Daños colaterales

El futuro de la prensa escrita continúa siendo incierto

A tenor de lo que se desprende de un artículo de opinión publicado hoy por el periodista y amigo Salvador García Llanos, el sector de la comunicación empieza también a resentirse de forma alarmante debido, entre otras muchas cosas, a que la pandemia vuelve a intensificarse en nuestro país, afectando de manera considerable al periodismo y, sobre todo, a los intereses de todos aquellos jóvenes a punto de terminar sus estudios para integrarse al mundo laboral en los distintos medios de comunicación.

Así las cosas, empiezo a observar entre los consumidores la falta de empatía, sobre todo, con la prensa escrita. Cada día se venden menos periódicos en detrimento de la información que se obtiene ahora por otros medios, al parecer, más eficaces. Aquella rutina de antaño por la que nos acercábamos al quiosco más cercano a casa para adquirir el periódico que, aparte de informar, nos servía como excusa para leerlo en la terracita del bar del barrio frente a un café, hasta convertir aquel simple acto en un ritual indispensable, ya ha desaparecido del todo.

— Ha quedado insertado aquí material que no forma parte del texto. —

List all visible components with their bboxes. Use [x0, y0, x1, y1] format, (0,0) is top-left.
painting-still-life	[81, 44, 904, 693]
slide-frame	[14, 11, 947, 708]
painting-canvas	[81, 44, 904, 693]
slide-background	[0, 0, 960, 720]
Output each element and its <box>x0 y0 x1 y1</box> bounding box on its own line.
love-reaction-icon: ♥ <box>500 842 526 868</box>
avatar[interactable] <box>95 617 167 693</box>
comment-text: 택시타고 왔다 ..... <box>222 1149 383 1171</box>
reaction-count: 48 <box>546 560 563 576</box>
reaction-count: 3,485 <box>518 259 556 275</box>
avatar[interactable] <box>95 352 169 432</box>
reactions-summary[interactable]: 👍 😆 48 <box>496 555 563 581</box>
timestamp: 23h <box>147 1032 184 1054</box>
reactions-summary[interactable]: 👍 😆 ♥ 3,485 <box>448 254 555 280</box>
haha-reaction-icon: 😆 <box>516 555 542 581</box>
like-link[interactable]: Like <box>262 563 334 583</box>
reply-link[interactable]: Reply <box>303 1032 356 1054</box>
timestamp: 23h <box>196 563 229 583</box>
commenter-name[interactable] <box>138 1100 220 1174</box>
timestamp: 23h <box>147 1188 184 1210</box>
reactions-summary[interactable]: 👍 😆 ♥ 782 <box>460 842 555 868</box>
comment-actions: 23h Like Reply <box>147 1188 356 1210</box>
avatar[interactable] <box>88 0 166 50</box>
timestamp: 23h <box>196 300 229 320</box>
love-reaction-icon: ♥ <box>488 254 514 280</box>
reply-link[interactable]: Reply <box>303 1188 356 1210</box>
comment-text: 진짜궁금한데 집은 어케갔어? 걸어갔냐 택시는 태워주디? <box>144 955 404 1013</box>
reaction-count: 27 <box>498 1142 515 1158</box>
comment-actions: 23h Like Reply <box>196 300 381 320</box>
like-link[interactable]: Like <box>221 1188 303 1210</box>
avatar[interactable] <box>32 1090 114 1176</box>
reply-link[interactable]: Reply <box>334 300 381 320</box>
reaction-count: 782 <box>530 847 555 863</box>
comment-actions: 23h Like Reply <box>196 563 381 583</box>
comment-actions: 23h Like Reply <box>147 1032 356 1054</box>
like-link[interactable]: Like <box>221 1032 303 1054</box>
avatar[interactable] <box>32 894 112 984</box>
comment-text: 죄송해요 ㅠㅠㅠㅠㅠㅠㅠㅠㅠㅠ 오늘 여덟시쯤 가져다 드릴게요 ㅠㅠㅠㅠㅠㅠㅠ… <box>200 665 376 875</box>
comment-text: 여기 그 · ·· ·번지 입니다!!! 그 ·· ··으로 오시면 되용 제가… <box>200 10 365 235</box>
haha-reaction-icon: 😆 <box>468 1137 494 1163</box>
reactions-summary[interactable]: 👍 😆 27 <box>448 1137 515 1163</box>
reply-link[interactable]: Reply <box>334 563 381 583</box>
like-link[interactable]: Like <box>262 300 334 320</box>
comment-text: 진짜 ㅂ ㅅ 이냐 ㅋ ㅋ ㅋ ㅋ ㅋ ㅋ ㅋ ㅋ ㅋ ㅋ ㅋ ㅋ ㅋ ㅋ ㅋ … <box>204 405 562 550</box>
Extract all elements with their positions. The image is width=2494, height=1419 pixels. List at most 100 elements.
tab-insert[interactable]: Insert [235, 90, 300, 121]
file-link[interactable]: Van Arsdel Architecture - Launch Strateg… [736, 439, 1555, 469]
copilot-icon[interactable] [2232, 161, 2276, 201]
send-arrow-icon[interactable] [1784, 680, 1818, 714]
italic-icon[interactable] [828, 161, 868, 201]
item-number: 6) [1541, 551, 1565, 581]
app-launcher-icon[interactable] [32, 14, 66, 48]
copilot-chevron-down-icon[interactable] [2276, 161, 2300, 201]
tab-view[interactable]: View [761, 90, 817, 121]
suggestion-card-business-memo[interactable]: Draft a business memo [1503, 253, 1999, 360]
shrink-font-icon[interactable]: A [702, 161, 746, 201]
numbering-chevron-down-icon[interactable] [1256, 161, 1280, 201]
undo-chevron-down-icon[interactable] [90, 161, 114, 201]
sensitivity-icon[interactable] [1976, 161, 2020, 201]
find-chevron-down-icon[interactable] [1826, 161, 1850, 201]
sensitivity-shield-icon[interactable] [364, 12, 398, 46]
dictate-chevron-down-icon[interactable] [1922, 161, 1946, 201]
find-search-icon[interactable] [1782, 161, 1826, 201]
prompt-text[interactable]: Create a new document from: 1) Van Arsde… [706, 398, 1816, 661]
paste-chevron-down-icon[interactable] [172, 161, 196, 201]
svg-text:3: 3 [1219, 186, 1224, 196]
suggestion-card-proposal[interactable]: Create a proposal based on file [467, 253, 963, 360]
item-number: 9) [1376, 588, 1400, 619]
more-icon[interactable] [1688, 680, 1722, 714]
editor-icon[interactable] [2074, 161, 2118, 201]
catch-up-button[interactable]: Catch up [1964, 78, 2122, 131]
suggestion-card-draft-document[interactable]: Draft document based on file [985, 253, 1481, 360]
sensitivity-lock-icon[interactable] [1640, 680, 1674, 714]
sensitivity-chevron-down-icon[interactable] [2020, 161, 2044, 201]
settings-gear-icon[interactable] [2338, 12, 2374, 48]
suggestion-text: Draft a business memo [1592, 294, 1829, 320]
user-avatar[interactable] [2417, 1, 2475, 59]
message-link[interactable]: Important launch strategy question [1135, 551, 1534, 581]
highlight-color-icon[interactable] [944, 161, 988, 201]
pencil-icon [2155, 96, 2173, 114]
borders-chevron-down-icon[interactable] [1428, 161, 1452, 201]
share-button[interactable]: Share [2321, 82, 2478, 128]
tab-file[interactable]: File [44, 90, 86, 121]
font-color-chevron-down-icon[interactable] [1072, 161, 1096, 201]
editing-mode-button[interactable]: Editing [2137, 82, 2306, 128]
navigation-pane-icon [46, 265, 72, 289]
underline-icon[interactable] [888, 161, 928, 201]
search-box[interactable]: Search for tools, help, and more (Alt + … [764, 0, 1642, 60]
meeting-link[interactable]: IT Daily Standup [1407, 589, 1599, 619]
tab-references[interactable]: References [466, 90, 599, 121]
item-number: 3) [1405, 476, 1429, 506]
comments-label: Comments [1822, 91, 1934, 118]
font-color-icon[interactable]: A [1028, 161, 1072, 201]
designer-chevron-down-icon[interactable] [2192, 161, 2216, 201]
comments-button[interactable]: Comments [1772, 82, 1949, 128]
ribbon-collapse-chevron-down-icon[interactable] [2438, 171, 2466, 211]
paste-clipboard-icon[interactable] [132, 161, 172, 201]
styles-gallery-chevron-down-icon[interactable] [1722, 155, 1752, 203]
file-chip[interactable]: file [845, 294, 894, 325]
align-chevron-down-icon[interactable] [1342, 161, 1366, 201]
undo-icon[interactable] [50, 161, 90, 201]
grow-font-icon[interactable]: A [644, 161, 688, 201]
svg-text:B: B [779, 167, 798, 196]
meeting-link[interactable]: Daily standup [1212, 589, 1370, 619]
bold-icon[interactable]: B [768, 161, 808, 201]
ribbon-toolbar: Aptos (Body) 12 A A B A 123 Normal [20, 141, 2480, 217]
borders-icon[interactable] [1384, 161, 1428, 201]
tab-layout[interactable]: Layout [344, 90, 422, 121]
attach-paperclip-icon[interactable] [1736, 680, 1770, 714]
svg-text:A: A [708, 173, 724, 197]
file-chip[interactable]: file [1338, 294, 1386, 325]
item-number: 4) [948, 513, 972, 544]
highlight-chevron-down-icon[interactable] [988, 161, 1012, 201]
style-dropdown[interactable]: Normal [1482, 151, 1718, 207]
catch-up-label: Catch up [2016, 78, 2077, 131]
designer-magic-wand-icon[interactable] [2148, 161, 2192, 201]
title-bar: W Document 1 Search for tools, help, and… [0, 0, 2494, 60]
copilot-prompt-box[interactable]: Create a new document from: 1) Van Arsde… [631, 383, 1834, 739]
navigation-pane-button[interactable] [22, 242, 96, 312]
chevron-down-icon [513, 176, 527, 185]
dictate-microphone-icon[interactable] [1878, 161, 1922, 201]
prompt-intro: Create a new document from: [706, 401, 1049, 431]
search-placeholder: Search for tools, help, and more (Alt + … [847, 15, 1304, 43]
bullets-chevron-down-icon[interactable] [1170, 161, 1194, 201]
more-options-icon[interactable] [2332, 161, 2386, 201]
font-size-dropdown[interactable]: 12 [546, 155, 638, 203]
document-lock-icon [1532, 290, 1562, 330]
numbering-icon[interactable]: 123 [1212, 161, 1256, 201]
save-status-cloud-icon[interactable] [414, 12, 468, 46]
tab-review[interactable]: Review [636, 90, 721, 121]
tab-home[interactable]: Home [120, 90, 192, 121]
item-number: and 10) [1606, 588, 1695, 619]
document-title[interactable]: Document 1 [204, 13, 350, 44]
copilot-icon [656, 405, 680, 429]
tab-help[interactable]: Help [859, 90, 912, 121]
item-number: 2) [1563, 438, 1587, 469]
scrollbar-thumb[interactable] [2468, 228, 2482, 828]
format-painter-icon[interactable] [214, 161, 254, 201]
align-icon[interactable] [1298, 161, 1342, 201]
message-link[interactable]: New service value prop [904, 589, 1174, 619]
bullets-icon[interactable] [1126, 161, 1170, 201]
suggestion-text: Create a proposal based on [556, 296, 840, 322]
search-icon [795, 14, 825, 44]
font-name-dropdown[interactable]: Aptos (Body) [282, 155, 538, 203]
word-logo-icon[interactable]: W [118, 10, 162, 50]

Ahora la mayoría de jóvenes y no tan jóvenes, se dedican a correr desesperadamente por el ámbito urbano, convirtiendo también en rutina el hecho compulsivo de estar en forma a cualquier precio en detrimento de la cultura. Precisamente, refiriéndose a ella, a la cultura, un humorista muy amigo mío me confesaba lo siguiente: la cultura me persigue, pero yo soy más veloz. Y eso preocupa mucho, porque el conocimiento es algo que se puede adquirir de forma gratuita; basta con asistir regularmente a cualquier biblioteca del barrio. Además de que el saber no ocupa lugar.

De manera que el futuro de la prensa escrita, por unas razones u otras, continúa siendo incierto. Yo abogo, sin embargo, por el carácter literario que desempeñan los buenos artículos sobre el papel a cargo de aquellos periodistas que necesitan un espacio menos limitado que los que ofrecen las redes sociales. La noticia se consume hoy en titulares, sin interesar las circunstancias que concurren en ella y por lo tanto su análisis. Análisis que a mí me parece indispensable para situarla en su contexto.

En cualquier caso, ya todos sabemos que la información, base de la cultura de un pueblo, es un vehículo indispensable porque sin acceso a ella sería muy fácil, como asegura otro buen amigo mío, correr el riesgo de llegar a confundir la velocidad con el tocino; y nunca mejor dicho.